Spain expressed support for the negotiations between the European Union (EU) and Cuba to reach an agreement on political dialogue and cooperation, because it believes that it could "accelerate the process of economic and political reform in that country," said Mariano Rajoy in response to a question raised in the Congress of Deputies, posed by Teófilo de Luis Rodriguez, deputy of the Popular Party in Madrid.
"The agreement aims to summarize the current level of bilateral relations between the EU and Cuba and promote reform processes in the country through a program aimed at achieving results with special emphasis on political reform dialogue, civil society, development cooperation, trade promotion and regional approach in the Caribbean," says the government of Mariano Rajoy.
"Spain, in line with the views of other Member States of the European Union considers that this agreement, if finalized, may be an effective contribution of the European Union to promote the transition in Cuba and accelerate the process of economic and political reform in that country," was the official response.
On September 16th, Congressman Rodriguez presented before the Foreign Affairs Committee of the Congress of Deputies, a "requirement by the Government as essential to the development of the Cooperation Agreement between Europe and the Republic of Cuba, the recognition of freedom of association by the Government of Cuba."
European diplomats are scheduled to meet on January 20 to agree on negotiating directives with which the High Representative for Foreign Policy, Catherine Ashton will initiate contact with Havana.

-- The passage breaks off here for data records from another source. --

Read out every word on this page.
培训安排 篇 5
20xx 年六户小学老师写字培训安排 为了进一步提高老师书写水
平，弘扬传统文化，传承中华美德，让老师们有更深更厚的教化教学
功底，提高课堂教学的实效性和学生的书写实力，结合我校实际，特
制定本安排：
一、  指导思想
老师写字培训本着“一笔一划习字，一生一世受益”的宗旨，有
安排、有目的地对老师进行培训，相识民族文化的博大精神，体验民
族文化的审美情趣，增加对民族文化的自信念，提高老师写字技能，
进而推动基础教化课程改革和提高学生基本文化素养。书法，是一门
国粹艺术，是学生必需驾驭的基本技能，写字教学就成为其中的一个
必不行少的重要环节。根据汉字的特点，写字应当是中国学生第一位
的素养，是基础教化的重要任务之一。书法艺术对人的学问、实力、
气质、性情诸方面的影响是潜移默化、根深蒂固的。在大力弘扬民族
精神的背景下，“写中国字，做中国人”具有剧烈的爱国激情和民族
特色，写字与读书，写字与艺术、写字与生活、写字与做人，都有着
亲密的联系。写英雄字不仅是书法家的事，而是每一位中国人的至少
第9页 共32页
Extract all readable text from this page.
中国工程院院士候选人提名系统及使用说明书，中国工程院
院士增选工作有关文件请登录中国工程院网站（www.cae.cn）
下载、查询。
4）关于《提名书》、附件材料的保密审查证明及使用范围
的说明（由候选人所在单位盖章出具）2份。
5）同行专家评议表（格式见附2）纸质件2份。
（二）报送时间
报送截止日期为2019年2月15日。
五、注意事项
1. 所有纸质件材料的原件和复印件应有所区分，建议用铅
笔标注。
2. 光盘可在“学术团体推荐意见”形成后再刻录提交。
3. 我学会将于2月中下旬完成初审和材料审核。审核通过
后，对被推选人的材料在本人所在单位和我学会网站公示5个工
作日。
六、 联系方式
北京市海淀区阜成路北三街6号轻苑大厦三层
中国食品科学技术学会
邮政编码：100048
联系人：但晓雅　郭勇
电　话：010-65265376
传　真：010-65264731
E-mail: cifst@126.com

At present the European foreign ministers are "finalizing" the proposal submitted by the European External Action Service to begin negotiating an agreement with the Cuban authorities informed the Executive.
According to the Spanish government, the new agreement between the EU and Cuba, which leaves behind the so-called Common Position adopted in 1996, "will seek to unify the EU policy towards Cuba dispersed currently in 17 bilateral treaties."
"It will provide for a political dialogue - which will address issues relating to all human rights, including the syndication - economic dialogue and cooperation policy of the European Union and Cuba," the documen explains.
As in other agreements with third world countries, the Spanish government adds that there will be incorporated into the agreement calls for "standard clauses, including those relating to democracy, human rights and fundamental freedoms."
The news agency Europa Press, citied a European diplomat on Monday, who is familiar with the negotiations as saying that there are no "background difficulties" to adopt the agreement and that the within Member States "all are sure that we are heading towards that agreement."